Richardson and his team are preparing for a February 2021 interagency exercise that will test responses to naturally occurring and malicious incidents within the CWMD health security and agricultural security mission areas.
Richardson, along with Deputy Assistant Secretary John Waters, toured several NU facilities and met with 20 researchers to gain insights to improve and refine the exercise.
“CWMD is the foundation of NSRI, and we are always proud to connect the capabilities, expertise and facilities of the University of Nebraska with the needs of a government agency whose mission is our national security,” said Maj. Gen. USAF (Ret.) Rick Evans, NSRI deputy executive director. “We definitely succeeded in demonstrating to Asst. Sec. Richardson the scope of knowledge, niche expertise and long experience NU and NSRI have within several of the department’s CWMD essential tasks."
UNMC Chancellor Jeff Gold, M.D., kicked off the visit with Chris Kratochvil, M.D., co-director of the Global Center of Health Security; Ken Bayles, Ph.D., associate vice chancellor for basic research; and Shelly Schwedhelm, MSN, RN, executive director of emergency preparedness. They discussed operational partnerships in health security and preparedness for chemical, biological, radiological and nuclear emerging threats.
Ben Stobbe, RN, MBA, assistant vice chancellor for clinical simulation, then led a tour of iEXCEL to showcase UNMC’s capacity for advanced simulation development and training.
“I’ve used simulation in my military career, but it was interesting to see just how advanced the simulation can be used to educate medical professionals — to practice saving lives,” Richardson said. “The University of Nebraska Medical Center has some of the highest tech in this space that I have seen.”
Steve Hinrichs, M.D., medical director of the Nebraska State Public Health Lab, led the group through the Nebraska State Health Laboratory to demonstrate capabilities for biosurveillance, detection and identification of emerging threats.
Joshua Santarpia, Ph.D., NSRI research director of CWMD programs and UNMC associate professor of pathology and microbiology, discussed his leading work in aerosol and surface sampling for SARS-CoV-2 threat characterization.

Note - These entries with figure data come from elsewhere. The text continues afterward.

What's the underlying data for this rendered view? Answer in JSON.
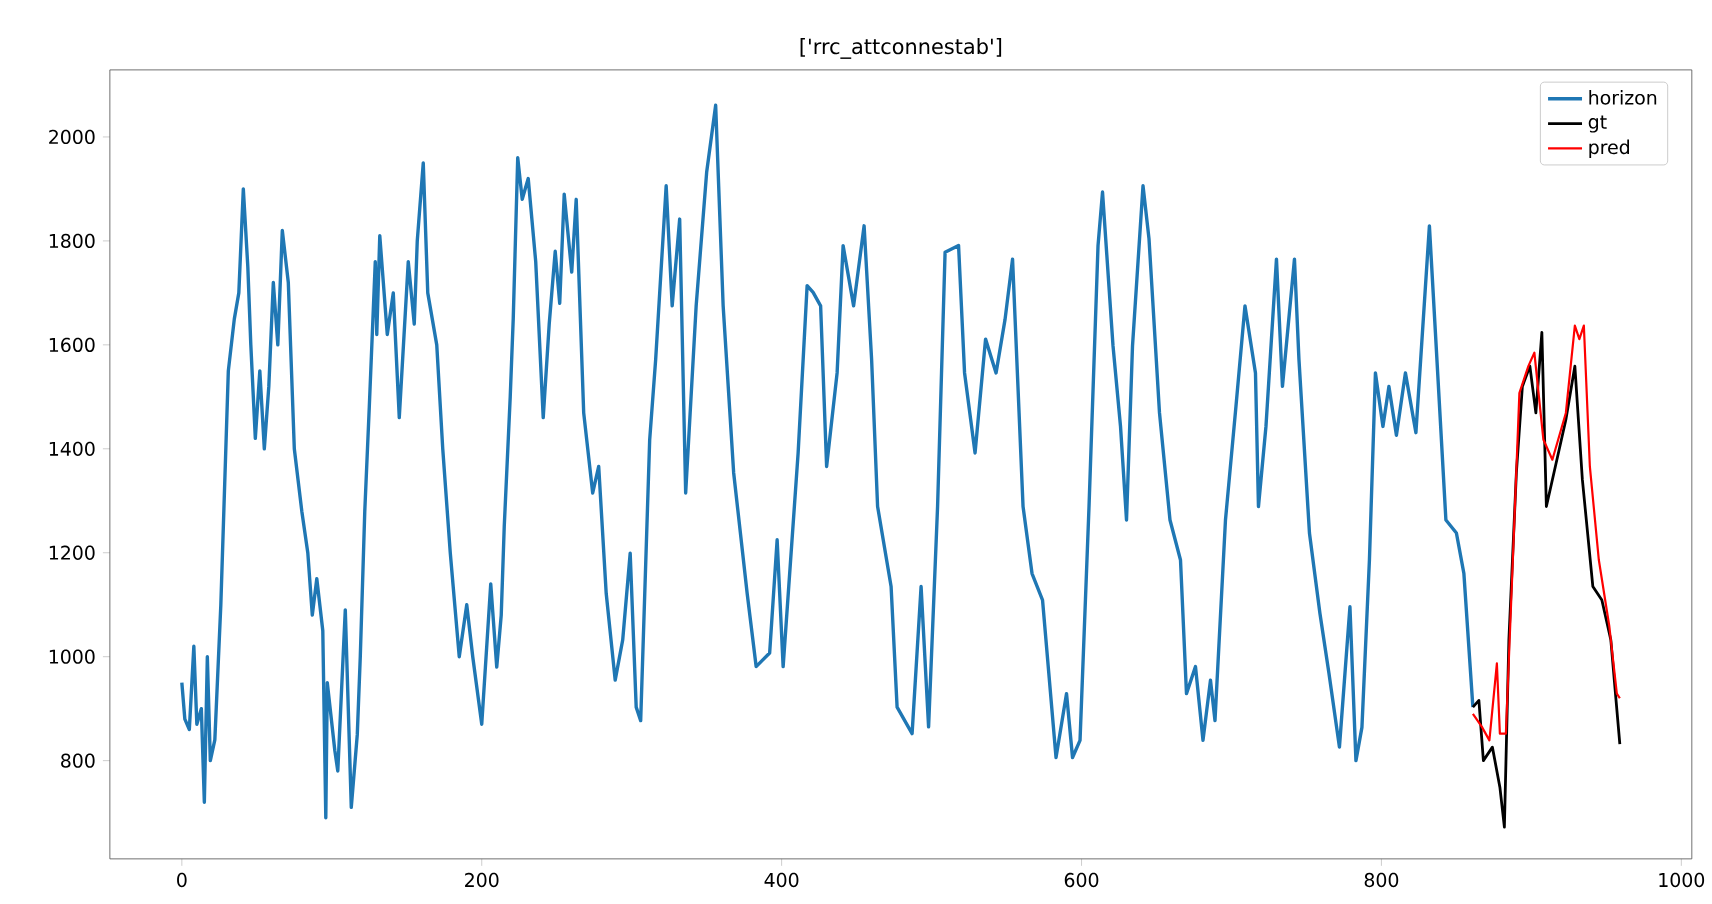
{
  "chart_data": {
    "type": "line",
    "title": "['rrc_attconnestab']",
    "xlim": [
      -48,
      1007
    ],
    "ylim": [
      611,
      2129
    ],
    "xticks": [
      0,
      200,
      400,
      600,
      800,
      1000
    ],
    "yticks": [
      800,
      1000,
      1200,
      1400,
      1600,
      1800,
      2000
    ],
    "legend": "top right",
    "grid": false,
    "series": [
      {
        "name": "horizon",
        "color": "#1f77b4",
        "x": [
          0,
          2,
          5,
          8,
          10,
          13,
          15,
          17,
          19,
          22,
          26,
          31,
          35,
          38,
          41,
          44,
          46,
          49,
          52,
          55,
          58,
          61,
          64,
          67,
          71,
          75,
          80,
          84,
          87,
          90,
          94,
          96,
          97,
          102,
          104,
          109,
          113,
          117,
          119,
          122,
          125,
          129,
          130,
          132,
          137,
          141,
          145,
          151,
          155,
          157,
          161,
          164,
          170,
          174,
          179,
          185,
          190,
          194,
          200,
          206,
          210,
          213,
          215,
          219,
          221,
          224,
          227,
          231,
          236,
          241,
          245,
          249,
          252,
          255,
          260,
          263,
          268,
          274,
          278,
          283,
          289,
          294,
          299,
          303,
          306,
          312,
          316,
          323,
          327,
          332,
          336,
          343,
          350,
          356,
          361,
          368,
          377,
          383,
          392,
          397,
          401,
          411,
          417,
          421,
          426,
          430,
          437,
          441,
          448,
          455,
          460,
          464,
          473,
          477,
          487,
          493,
          498,
          504,
          509,
          518,
          522,
          529,
          536,
          543,
          549,
          554,
          561,
          567,
          574,
          583,
          590,
          594,
          599,
          605,
          611,
          614,
          621,
          626,
          630,
          634,
          641,
          645,
          652,
          659,
          666,
          670,
          676,
          681,
          686,
          689,
          696,
          703,
          709,
          716,
          718,
          723,
          730,
          734,
          742,
          745,
          752,
          759,
          765,
          772,
          779,
          783,
          787,
          792,
          796,
          801,
          805,
          810,
          816,
          823,
          832,
          836,
          843,
          850,
          855,
          861
        ],
        "values": [
          950,
          880,
          860,
          1020,
          870,
          900,
          720,
          1000,
          800,
          840,
          1100,
          1550,
          1650,
          1700,
          1900,
          1750,
          1600,
          1420,
          1550,
          1400,
          1520,
          1720,
          1600,
          1820,
          1720,
          1400,
          1280,
          1200,
          1080,
          1150,
          1050,
          690,
          950,
          820,
          780,
          1090,
          710,
          850,
          1000,
          1280,
          1480,
          1760,
          1620,
          1810,
          1620,
          1700,
          1460,
          1760,
          1640,
          1800,
          1950,
          1700,
          1600,
          1400,
          1200,
          1000,
          1100,
          1000,
          870,
          1140,
          980,
          1080,
          1250,
          1500,
          1650,
          1960,
          1880,
          1920,
          1760,
          1460,
          1640,
          1780,
          1680,
          1890,
          1740,
          1880,
          1469,
          1315,
          1366,
          1122,
          955,
          1032,
          1199,
          903,
          877,
          1417,
          1572,
          1906,
          1675,
          1842,
          1315,
          1675,
          1932,
          2061,
          1675,
          1354,
          1122,
          981,
          1007,
          1225,
          981,
          1392,
          1714,
          1701,
          1675,
          1366,
          1546,
          1791,
          1675,
          1829,
          1572,
          1289,
          1135,
          903,
          852,
          1135,
          865,
          1289,
          1778,
          1791,
          1546,
          1392,
          1611,
          1546,
          1649,
          1765,
          1289,
          1160,
          1109,
          806,
          929,
          806,
          839,
          1289,
          1791,
          1894,
          1598,
          1443,
          1263,
          1598,
          1906,
          1804,
          1469,
          1263,
          1186,
          929,
          981,
          839,
          955,
          877,
          1263,
          1482,
          1675,
          1546,
          1289,
          1443,
          1765,
          1520,
          1765,
          1572,
          1238,
          1083,
          968,
          826,
          1096,
          800,
          864,
          1186,
          1546,
          1443,
          1520,
          1426,
          1546,
          1431,
          1829,
          1624,
          1263,
          1238,
          1160,
          903
        ]
      },
      {
        "name": "gt",
        "color": "#000000",
        "x": [
          861,
          865,
          868,
          874,
          879,
          882,
          885,
          890,
          894,
          899,
          903,
          907,
          910,
          916,
          923,
          929,
          934,
          941,
          947,
          953,
          959
        ],
        "values": [
          903,
          916,
          800,
          826,
          749,
          672,
          1032,
          1354,
          1520,
          1559,
          1469,
          1624,
          1289,
          1366,
          1456,
          1559,
          1341,
          1135,
          1109,
          1032,
          832
        ]
      },
      {
        "name": "pred",
        "color": "#ff0000",
        "x": [
          861,
          867,
          872,
          877,
          879,
          883,
          888,
          892,
          898,
          902,
          908,
          914,
          923,
          929,
          932,
          935,
          939,
          945,
          952,
          957,
          959
        ],
        "values": [
          890,
          865,
          839,
          987,
          852,
          852,
          1212,
          1507,
          1559,
          1585,
          1418,
          1379,
          1469,
          1637,
          1611,
          1637,
          1366,
          1186,
          1058,
          929,
          920
        ]
      }
    ]
  }
}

Lt. Col. Elizabeth Schnaubelt, M.D., shared the mission and objectives of the recently established Air Force Center for Sustainment of Trauma and Readiness Skills (C-STARS) at UNMC.

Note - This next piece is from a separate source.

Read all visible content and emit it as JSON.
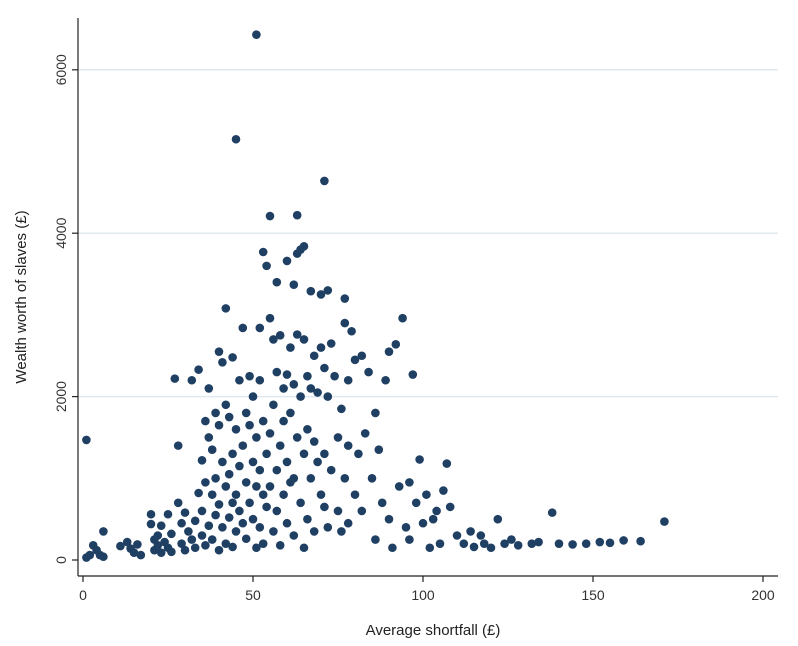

A visit to the University of Nebraska at Omaha featured a discussion with Gina Ligon, Ph.D., director of the National Counterterrorism, Innovation, Technology & Education (NCITE) Center, a DHS Center of Excellence.
At UNL, the discussions focused on the security and safety of the U.S. food system. The tour included meeting with more than a dozen researchers and visiting the following facilities:
Extended coverage of the UNL visit is available via the Institute of Agriculture and Natural Resources and a Lincoln Journal Star article published 29 December 2020.

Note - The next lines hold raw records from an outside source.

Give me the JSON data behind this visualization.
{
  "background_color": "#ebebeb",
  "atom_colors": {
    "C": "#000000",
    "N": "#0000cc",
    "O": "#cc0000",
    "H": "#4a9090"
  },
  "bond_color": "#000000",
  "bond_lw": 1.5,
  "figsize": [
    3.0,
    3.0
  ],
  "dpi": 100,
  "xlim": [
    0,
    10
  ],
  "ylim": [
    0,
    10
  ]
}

“Today — this — this is where it is at,” Richardson said regarding the UNL Institute of Agriculture and Natural Resources facilities. “The caliber of expertise Nebraska has here is something I definitely want to tap into for our upcoming exercise. We have to be prepared in this space of ag, vet and food. We have to know what is a realistic way to prepare ourselves and that our responders are really ready. The people here can help us do that.”